TRADE: To an extent unusual among politicians, Jackson conceives of international relations less in terms of national boundaries than according to economic distinctions. He condemns U.S.-based multinational corporations for transferring American jobs abroad, where they are performed by “slave labor.”

He has been far less critical of the trade practices of foreign countries. Among his approaches to trimming the U.S. trade deficit are reducing the value of the dollar against the currencies of the East Asian nations that run large surpluses with the United States and increasing wages in those countries “to level the international playing field.”

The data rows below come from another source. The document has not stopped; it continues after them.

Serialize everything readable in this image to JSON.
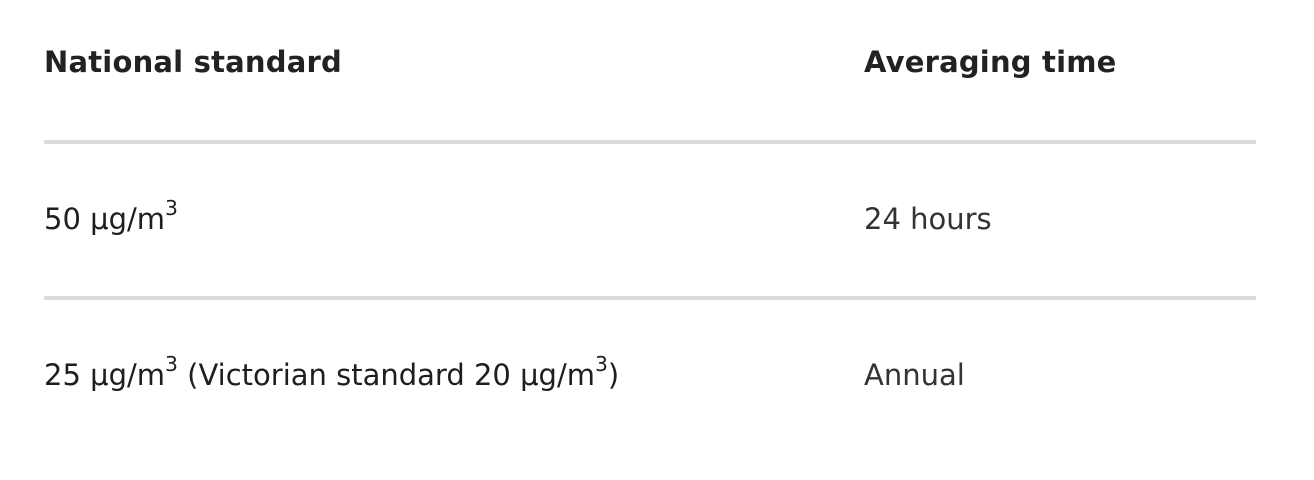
{
  "table": {
    "headers": {
      "standard": "National standard",
      "averaging_time": "Averaging time"
    },
    "rows": [
      {
        "value": "50",
        "unit": "μg/m",
        "unit_exponent": "3",
        "note_prefix": "",
        "note_value": "",
        "note_unit": "",
        "note_exponent": "",
        "note_suffix": "",
        "averaging_time": "24 hours"
      },
      {
        "value": "25",
        "unit": "μg/m",
        "unit_exponent": "3",
        "note_prefix": "(Victorian standard",
        "note_value": "20",
        "note_unit": "μg/m",
        "note_exponent": "3",
        "note_suffix": ")",
        "averaging_time": "Annual"
      }
    ]
  }
}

ENERGY: He would exempt Canada, Mexico and other oil-producing countries in the Western Hemisphere from the stiff $5-a-barrel tariff he has said he might impose on imported oil, an approach he says would help create a “Pan-American” energy alliance that would shore up U.S. energy security.

But critics say the selectively applied oil import fee would greatly complicate U.S. relations with friendly oil-producing countries. “Nigeria would say, ‘Well, why are you excluding us?’ and Egypt would say, ‘Why us, we’re your buddies?’ ” said Edward R. Fried, an oil analyst at the Brookings Institution.

“This is another form of protectionism under a different name,” added James L. Sweeney, a professor of engineering and economic systems at Stanford University.